For me, becoming incensed about something often leads to change. Once I read that multitasking had been linked with a reduction of brain matter, I became a little riled up. And from the outpouring of comments on that first post, you did as well.
Over the last several months, we’ve talked about the value of organizing your mind and desk, with hat tips to several valuable resources, including Diigo, Dropbox, and Pocket. We’ve explored Stephen Covey’s quadrant approach for managing time. We’ve discussed different kinds of attention, and the exhaustion of mind that sets in when too many things stake a claim on our time at once (Directed Attention Fatigue). We’ve talked about minimizing unnecessary thought-intruders.

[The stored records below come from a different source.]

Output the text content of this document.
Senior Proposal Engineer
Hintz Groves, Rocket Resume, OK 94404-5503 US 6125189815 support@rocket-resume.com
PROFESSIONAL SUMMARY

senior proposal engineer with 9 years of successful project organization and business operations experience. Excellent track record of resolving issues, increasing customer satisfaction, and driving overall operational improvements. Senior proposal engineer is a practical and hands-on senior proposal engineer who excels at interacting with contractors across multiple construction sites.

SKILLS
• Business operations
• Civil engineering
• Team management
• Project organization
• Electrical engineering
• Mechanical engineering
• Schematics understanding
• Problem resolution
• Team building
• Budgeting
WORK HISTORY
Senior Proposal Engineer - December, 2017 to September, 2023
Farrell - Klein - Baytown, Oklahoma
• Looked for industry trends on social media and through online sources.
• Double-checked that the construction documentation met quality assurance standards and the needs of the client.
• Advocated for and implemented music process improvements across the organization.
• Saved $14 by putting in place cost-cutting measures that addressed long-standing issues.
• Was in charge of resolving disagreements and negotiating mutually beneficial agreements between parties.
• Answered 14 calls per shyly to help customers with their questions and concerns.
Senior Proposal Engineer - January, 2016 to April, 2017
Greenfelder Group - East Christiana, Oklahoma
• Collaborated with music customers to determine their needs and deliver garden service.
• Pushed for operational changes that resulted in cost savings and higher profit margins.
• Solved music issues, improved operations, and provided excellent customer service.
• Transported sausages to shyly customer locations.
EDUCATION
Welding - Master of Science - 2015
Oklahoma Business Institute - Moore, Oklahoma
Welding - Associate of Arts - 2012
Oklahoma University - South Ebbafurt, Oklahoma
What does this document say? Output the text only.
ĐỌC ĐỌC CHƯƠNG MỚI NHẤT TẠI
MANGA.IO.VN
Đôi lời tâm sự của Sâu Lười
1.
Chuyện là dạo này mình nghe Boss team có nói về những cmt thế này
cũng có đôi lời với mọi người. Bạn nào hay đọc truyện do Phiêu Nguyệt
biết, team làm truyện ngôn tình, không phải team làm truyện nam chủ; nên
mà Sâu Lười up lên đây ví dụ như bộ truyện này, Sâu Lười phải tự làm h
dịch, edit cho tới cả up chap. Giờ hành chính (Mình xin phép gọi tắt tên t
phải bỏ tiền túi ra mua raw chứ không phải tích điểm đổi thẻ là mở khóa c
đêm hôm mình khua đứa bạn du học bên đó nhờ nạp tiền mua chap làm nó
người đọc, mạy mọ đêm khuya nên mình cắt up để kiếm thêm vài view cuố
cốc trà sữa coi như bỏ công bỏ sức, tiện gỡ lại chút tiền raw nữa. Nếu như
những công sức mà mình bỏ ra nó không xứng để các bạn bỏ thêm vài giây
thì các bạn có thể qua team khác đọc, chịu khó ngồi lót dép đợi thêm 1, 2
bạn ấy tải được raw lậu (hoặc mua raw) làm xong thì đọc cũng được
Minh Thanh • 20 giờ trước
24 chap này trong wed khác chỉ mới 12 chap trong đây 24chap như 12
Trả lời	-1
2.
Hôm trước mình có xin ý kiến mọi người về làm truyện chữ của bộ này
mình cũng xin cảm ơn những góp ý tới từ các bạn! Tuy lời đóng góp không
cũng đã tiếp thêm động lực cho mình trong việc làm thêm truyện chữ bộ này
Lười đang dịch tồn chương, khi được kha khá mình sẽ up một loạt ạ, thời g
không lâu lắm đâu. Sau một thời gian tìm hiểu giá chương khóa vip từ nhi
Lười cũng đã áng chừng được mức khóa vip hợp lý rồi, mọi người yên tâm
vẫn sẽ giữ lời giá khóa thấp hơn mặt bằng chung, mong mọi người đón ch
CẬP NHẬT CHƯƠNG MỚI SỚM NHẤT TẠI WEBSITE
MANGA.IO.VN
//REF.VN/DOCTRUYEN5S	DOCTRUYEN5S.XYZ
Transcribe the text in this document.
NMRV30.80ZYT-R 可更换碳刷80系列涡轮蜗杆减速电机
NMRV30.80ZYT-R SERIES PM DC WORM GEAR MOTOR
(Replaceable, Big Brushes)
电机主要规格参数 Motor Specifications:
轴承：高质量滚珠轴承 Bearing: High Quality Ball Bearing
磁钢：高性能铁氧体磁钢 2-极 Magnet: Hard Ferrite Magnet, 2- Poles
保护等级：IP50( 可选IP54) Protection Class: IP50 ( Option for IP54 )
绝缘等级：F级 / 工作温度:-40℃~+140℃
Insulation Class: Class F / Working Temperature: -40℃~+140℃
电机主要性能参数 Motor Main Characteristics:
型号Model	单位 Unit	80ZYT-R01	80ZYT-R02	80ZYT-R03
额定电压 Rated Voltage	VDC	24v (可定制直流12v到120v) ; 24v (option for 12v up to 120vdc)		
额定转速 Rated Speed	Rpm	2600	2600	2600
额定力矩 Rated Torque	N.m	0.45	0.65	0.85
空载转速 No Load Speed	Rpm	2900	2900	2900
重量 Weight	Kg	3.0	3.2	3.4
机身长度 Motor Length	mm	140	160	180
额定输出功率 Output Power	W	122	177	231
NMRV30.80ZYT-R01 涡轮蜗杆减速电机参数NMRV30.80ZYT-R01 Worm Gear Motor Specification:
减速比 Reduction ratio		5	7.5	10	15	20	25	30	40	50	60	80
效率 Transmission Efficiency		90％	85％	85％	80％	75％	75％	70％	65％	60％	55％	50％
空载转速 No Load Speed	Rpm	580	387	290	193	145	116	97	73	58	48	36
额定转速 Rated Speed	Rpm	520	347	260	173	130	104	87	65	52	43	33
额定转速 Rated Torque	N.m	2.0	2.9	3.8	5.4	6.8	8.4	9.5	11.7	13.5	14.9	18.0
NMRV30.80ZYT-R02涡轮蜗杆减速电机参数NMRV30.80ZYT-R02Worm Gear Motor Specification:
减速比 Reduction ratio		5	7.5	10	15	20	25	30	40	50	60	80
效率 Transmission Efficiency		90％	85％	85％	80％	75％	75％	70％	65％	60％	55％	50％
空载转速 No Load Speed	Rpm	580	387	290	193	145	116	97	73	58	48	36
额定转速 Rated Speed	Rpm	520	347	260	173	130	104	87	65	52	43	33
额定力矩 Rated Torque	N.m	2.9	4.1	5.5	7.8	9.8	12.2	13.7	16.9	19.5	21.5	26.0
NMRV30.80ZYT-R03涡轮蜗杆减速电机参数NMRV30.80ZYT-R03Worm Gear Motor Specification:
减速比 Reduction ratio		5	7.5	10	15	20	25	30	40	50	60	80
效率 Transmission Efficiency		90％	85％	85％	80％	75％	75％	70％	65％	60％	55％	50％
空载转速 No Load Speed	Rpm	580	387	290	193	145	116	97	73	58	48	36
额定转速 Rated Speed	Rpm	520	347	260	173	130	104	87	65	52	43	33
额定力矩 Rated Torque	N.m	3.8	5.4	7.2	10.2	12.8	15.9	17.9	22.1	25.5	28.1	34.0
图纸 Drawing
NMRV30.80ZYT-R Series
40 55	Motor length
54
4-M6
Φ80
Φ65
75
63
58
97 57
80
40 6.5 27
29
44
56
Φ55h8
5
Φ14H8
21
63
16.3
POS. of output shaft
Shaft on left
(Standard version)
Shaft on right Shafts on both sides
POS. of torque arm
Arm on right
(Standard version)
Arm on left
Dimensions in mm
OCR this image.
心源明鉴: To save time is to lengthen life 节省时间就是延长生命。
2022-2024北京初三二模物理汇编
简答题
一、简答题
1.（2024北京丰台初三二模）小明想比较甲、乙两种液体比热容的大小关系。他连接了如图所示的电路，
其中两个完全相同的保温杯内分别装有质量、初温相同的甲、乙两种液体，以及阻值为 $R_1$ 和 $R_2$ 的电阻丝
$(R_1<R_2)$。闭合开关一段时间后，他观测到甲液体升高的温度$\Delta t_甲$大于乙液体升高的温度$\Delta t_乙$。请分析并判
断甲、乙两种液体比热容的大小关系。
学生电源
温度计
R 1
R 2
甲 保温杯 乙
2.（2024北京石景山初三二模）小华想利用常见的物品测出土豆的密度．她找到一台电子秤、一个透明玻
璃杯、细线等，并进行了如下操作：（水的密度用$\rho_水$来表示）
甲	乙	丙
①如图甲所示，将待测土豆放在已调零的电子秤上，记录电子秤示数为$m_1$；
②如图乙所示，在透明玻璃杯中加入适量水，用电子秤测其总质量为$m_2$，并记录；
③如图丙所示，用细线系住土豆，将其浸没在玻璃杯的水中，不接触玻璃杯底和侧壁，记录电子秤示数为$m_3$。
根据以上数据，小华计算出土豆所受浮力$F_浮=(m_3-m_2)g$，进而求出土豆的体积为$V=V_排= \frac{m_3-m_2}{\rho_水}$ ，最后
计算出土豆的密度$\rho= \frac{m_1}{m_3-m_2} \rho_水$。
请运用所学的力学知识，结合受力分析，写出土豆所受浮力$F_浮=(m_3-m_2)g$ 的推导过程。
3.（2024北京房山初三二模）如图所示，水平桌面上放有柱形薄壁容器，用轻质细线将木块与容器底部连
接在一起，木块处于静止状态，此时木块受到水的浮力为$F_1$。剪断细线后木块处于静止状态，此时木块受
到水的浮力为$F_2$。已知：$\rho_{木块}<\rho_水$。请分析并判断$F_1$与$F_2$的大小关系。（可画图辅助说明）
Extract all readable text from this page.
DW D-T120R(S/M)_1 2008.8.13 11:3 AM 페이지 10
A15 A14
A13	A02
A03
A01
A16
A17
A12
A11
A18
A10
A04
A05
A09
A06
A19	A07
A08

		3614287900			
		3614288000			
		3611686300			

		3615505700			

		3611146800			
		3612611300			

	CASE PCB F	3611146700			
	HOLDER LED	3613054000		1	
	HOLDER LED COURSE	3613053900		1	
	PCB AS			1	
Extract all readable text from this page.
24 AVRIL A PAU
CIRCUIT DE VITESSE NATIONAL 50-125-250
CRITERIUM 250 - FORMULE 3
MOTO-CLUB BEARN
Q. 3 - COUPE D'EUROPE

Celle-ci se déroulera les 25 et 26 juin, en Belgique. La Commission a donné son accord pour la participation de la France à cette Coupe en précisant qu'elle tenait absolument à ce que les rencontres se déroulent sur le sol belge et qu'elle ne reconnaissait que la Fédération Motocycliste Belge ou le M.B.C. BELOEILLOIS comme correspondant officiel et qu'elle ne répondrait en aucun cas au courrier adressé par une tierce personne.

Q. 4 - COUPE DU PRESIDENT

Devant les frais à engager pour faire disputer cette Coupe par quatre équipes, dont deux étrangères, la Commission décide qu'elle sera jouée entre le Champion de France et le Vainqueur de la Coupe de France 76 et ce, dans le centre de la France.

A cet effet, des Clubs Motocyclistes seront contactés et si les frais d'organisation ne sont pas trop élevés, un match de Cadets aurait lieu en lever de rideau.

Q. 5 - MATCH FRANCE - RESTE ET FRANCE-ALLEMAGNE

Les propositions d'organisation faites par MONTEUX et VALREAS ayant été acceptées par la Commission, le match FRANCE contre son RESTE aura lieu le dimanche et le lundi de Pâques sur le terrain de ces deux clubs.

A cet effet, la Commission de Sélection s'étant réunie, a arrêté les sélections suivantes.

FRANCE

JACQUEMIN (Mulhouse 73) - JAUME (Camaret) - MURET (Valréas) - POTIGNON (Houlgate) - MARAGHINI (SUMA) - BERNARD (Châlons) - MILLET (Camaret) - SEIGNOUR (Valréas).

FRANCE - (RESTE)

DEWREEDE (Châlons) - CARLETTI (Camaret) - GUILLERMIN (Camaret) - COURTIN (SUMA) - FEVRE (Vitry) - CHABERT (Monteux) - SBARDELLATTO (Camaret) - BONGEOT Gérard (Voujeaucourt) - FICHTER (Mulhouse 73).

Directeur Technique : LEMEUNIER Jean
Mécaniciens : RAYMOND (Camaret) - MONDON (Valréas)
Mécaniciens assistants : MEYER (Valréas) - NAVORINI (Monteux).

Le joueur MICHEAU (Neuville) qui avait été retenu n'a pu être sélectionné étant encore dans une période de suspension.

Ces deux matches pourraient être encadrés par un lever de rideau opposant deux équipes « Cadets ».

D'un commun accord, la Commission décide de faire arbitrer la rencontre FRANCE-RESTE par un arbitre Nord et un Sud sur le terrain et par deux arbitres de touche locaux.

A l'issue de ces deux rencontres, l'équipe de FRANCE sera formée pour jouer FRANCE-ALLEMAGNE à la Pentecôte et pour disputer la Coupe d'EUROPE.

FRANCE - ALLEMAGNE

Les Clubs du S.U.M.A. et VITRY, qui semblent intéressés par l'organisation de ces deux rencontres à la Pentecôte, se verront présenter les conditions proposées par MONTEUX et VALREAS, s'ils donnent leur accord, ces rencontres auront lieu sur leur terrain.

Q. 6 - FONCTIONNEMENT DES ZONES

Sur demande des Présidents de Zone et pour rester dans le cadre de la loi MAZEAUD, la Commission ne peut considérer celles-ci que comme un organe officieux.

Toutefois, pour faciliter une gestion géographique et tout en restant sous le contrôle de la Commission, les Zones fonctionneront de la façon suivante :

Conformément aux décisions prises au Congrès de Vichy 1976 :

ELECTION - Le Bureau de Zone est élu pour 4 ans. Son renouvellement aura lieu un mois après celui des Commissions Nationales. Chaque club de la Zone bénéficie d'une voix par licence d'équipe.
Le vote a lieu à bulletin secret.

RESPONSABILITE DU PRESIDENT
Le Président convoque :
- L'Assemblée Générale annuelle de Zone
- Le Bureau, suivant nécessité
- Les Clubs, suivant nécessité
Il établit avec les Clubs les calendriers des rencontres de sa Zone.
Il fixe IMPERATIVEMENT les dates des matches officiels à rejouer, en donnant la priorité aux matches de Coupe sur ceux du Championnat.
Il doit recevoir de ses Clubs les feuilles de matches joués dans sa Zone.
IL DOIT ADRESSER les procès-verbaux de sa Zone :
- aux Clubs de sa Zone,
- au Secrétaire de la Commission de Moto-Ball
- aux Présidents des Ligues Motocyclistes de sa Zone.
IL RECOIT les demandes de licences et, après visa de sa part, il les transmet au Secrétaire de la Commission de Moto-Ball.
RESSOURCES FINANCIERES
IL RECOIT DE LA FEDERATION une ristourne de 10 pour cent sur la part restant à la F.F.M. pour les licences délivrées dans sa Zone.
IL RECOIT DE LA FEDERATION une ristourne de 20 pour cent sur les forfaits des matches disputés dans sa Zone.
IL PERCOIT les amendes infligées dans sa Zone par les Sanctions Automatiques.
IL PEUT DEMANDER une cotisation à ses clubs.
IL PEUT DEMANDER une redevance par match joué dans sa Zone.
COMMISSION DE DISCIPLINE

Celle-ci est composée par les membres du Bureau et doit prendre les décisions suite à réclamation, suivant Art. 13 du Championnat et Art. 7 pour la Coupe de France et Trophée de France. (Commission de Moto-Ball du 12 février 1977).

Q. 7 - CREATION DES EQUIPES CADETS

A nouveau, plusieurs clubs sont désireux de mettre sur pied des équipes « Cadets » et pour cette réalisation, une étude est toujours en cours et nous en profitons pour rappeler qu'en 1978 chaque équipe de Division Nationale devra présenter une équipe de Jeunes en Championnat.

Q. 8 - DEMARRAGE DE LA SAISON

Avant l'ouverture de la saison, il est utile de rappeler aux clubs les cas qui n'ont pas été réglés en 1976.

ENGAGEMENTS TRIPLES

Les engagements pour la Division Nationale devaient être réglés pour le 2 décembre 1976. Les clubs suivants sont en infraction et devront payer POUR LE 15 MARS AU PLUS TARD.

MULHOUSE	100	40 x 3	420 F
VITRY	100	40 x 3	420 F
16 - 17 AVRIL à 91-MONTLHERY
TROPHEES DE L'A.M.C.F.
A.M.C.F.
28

But we haven’t fully explored Attention Restoration Theory–the idea that you can find your way back to a more energized self.
Meditation, which we talked about last month via my interview with Leo Babauta, definitely falls under this category. Today, I’m going to wrap the series with a few additional powerhouse habits you might consider adopting, things that may help you with focus and energy, and counter the worst effects of multitasking.
Reconnect with Nature.
Once upon a time, five neuroscientists went on a canoeing trip in Utah to explore an idea. . . What would happen to their hopping minds when they were isolated, without the Internet, in the wilderness?
Turns out, they were antsy. Until the third day.
On the third day, the sense of urgency that had been gnawing at them, demanding that they get back to their phones and desks and waiting email, faded. They slept better, and felt far more relaxed and focused on the now. It’s what NPR reporter Matt Richtel, who joined the scientists, dubbed the three-day effect.
It seems that the part of the mind that is ever on the lookout for the Next Exciting Thing may be happy enough to focus on trees and birds and cattails and sunsets. And temporarily muting that jabbery, thrill-seeking part of the brain may be enough to help reconnect us with our lost energy stores.